Aus seiner Sicht brauchte sich das LSG jedoch nicht gedrängt zu fühlen, dem obengenannten Beweisantrag des Klägers stattzugeben, denn es hat einen Arbeitsunfall im Sinne des § 548 Reichsversicherungsordnung (RVO) deswegen verneint, weil er durch eine von den Beschädigten hervorgerufene selbst verschuldete Gefahr verursacht worden sei und der betriebliche Anteil an dem Zustandekommen des Unfalles als Unfallursache völlig in den Hintergrund trete. Wenn das angebliche Hexangemisch sogar noch "eine viel leichter brennbare Verdünnung" als Waschbenzin darstellen sollte, erschiene das leichtsinnige Verhalten des K. noch weniger entschuldbar. Im übrigen heißt es schon in der Unfallanzeige vom 9. Februar 1972, die vom Sicherheitsbeauftragten des Werkes mit unterzeichnet ist, daß "Waschbenzin" umgefüllt worden ist (vgl ferner die insoweit eindeutige Aussage des vor dem LSG gehörten Zeugen W. (LSG-Akte Bl 109).

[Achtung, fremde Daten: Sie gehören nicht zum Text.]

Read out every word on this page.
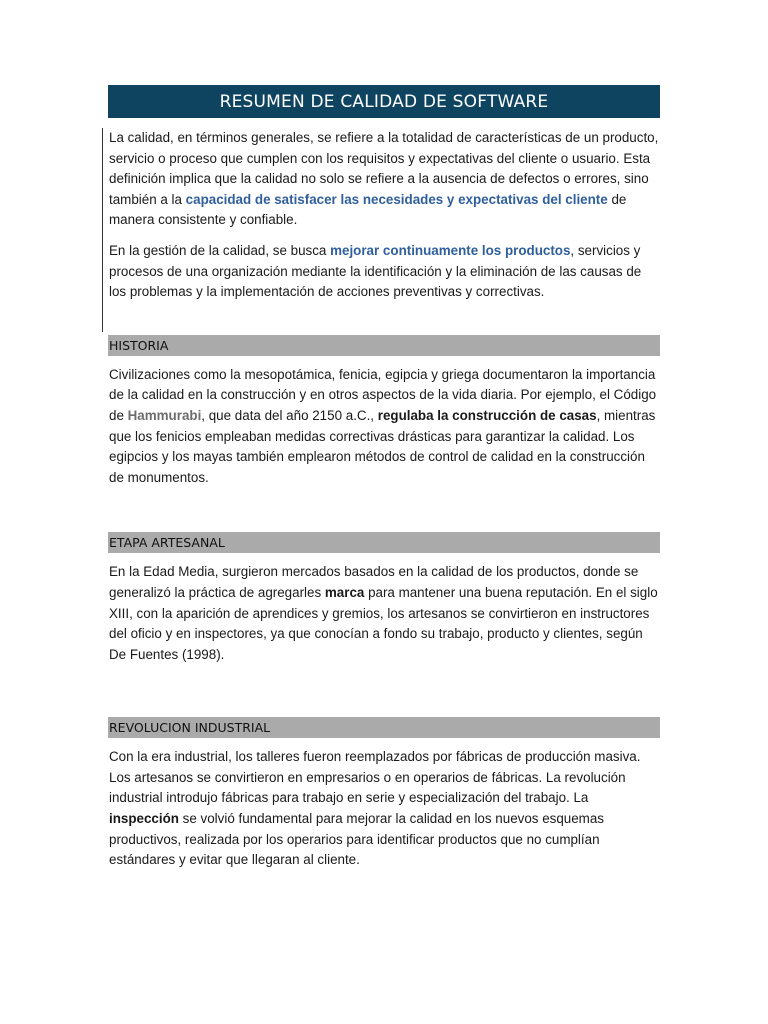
RESUMEN DE CALIDAD DE SOFTWARE

La calidad, en términos generales, se refiere a la totalidad de características de un producto, servicio o proceso que cumplen con los requisitos y expectativas del cliente o usuario. Esta definición implica que la calidad no solo se refiere a la ausencia de defectos o errores, sino también a la capacidad de satisfacer las necesidades y expectativas del cliente de manera consistente y confiable.

En la gestión de la calidad, se busca mejorar continuamente los productos, servicios y procesos de una organización mediante la identificación y la eliminación de las causas de los problemas y la implementación de acciones preventivas y correctivas.

HISTORIA

Civilizaciones como la mesopotámica, fenicia, egipcia y griega documentaron la importancia de la calidad en la construcción y en otros aspectos de la vida diaria. Por ejemplo, el Código de Hammurabi, que data del año 2150 a.C., regulaba la construcción de casas, mientras que los fenicios empleaban medidas correctivas drásticas para garantizar la calidad. Los egipcios y los mayas también emplearon métodos de control de calidad en la construcción de monumentos.

ETAPA ARTESANAL

En la Edad Media, surgieron mercados basados en la calidad de los productos, donde se generalizó la práctica de agregarles marca para mantener una buena reputación. En el siglo XIII, con la aparición de aprendices y gremios, los artesanos se convirtieron en instructores del oficio y en inspectores, ya que conocían a fondo su trabajo, producto y clientes, según De Fuentes (1998).

REVOLUCION INDUSTRIAL

Con la era industrial, los talleres fueron reemplazados por fábricas de producción masiva. Los artesanos se convirtieron en empresarios o en operarios de fábricas. La revolución industrial introdujo fábricas para trabajo en serie y especialización del trabajo. La inspección se volvió fundamental para mejorar la calidad en los nuevos esquemas productivos, realizada por los operarios para identificar productos que no cumplían estándares y evitar que llegaran al cliente.
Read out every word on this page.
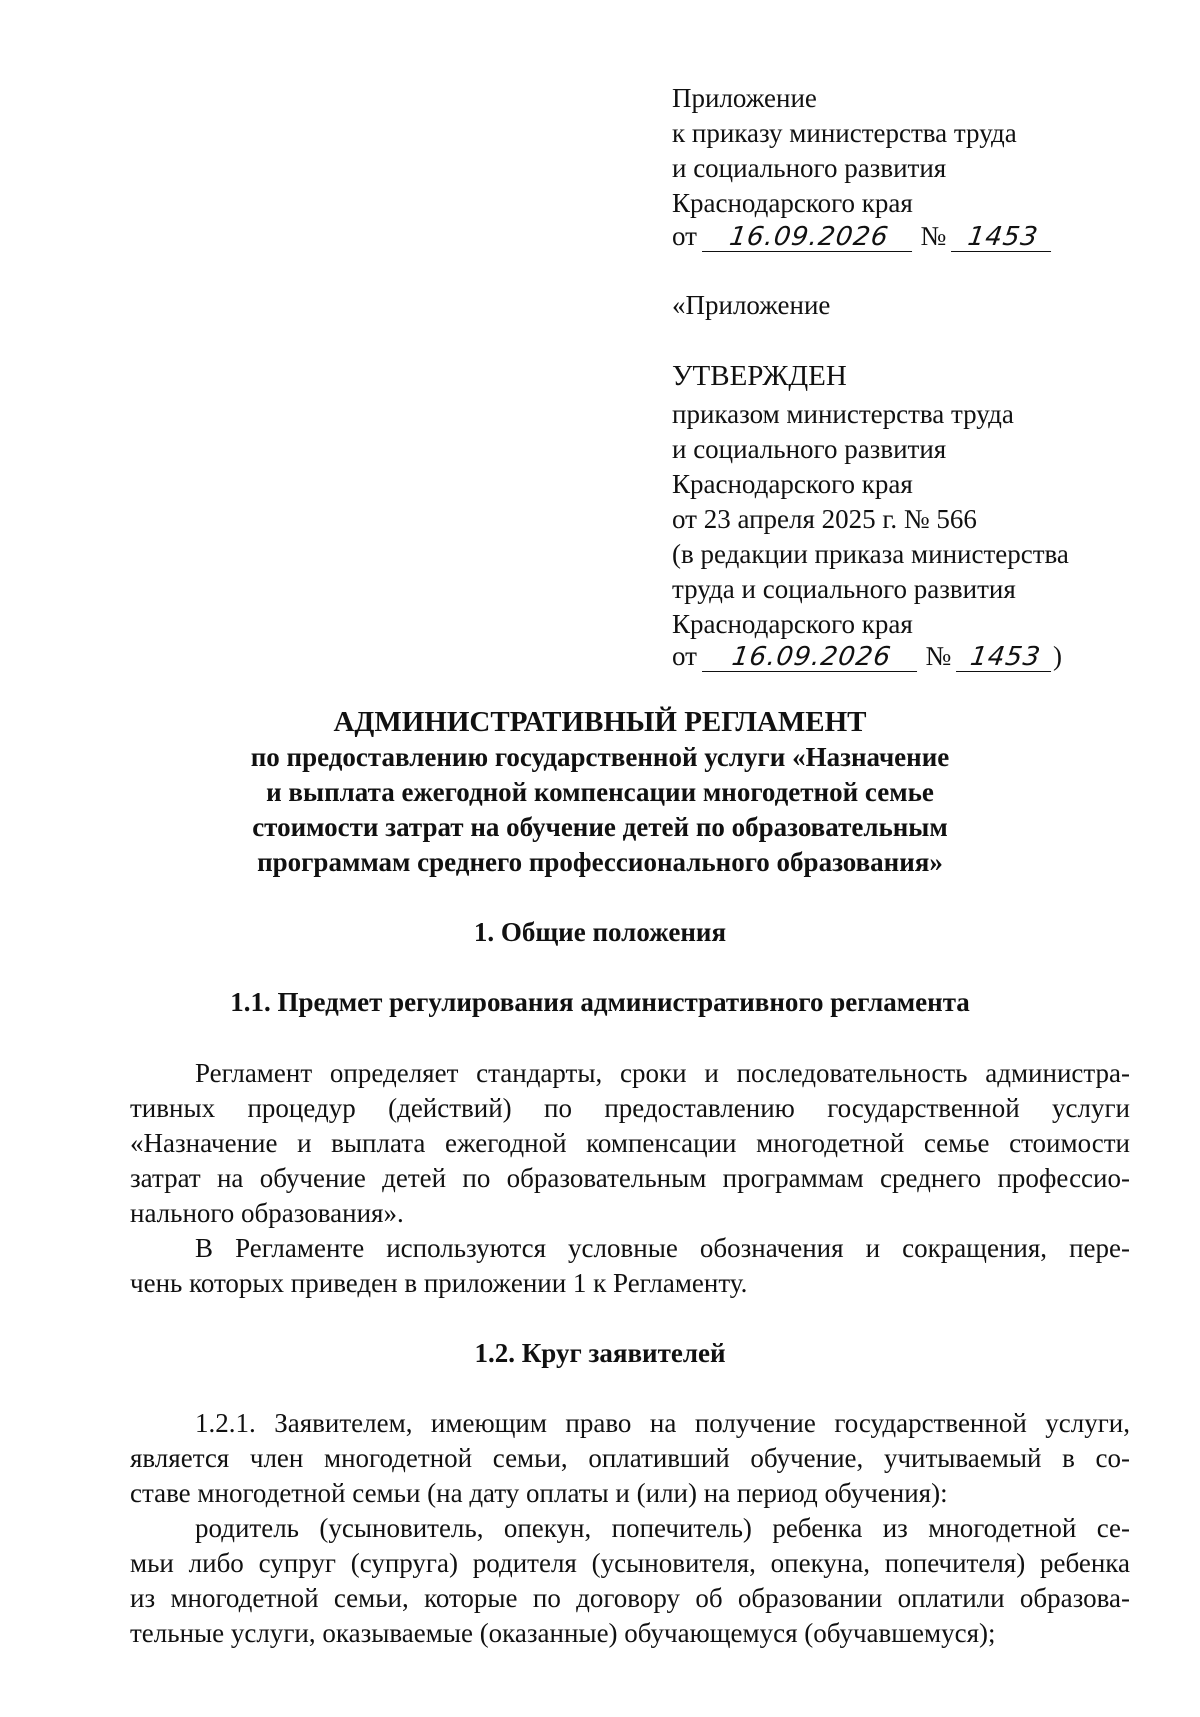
Приложение
к приказу министерства труда
и социального развития
Краснодарского края
от 16.09.2026 № 1453
«Приложение
УТВЕРЖДЕН
приказом министерства труда
и социального развития
Краснодарского края
от 23 апреля 2025 г. № 566
(в редакции приказа министерства
труда и социального развития
Краснодарского края
от 16.09.2026 № 1453 )
АДМИНИСТРАТИВНЫЙ РЕГЛАМЕНТ
по предоставлению государственной услуги «Назначение
и выплата ежегодной компенсации многодетной семье
стоимости затрат на обучение детей по образовательным
программам среднего профессионального образования»
1. Общие положения
1.1. Предмет регулирования административного регламента
Регламент определяет стандарты, сроки и последовательность администра-
тивных процедур (действий) по предоставлению государственной услуги
«Назначение и выплата ежегодной компенсации многодетной семье стоимости
затрат на обучение детей по образовательным программам среднего профессио-
нального образования».
В Регламенте используются условные обозначения и сокращения, пере-
чень которых приведен в приложении 1 к Регламенту.
1.2. Круг заявителей
1.2.1. Заявителем, имеющим право на получение государственной услуги,
является член многодетной семьи, оплативший обучение, учитываемый в со-
ставе многодетной семьи (на дату оплаты и (или) на период обучения):
родитель (усыновитель, опекун, попечитель) ребенка из многодетной се-
мьи либо супруг (супруга) родителя (усыновителя, опекуна, попечителя) ребенка
из многодетной семьи, которые по договору об образовании оплатили образова-
тельные услуги, оказываемые (оказанные) обучающемуся (обучавшемуся);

Weiter macht die Klägerin geltend, das LSG habe es verabsäumt, die von ihr angetretenen Beweise über die Zuverlässigkeit der Zeugenaussagen zu erheben. Auch damit kann die Klägerin keinen Verfahrensmangel geltend machen. Ganz abgesehen davon, daß eine solche präzise Rüge der von der Klägerin genannten Seite 4 ihres Schriftsatzes vom 20. Januar 1975 an das LSG nicht zu entnehmen ist, zielt dieses Vorbringen und das anschließende auf eine Überschreitung des Beweiswürdigungsrechts des LSG hin. Dabei handelt es sich aber um die unzulässige Geltendmachung eines Verfahrensmangels nach § 128 Abs 1 Satz 1 SGG (§ 160 Abs 2 Nr 3 SGG). Das gilt auch für die Rüge, das LSG hätte die Aussage des Zeugen S., wonach die Explosion in Verbindung mit einer Zigarettenkippe gestanden habe, zumindest gleich glaubhaft einschätzen müssen.
Aus diesen Gründen konnte der Senat die Revision nicht zulassen.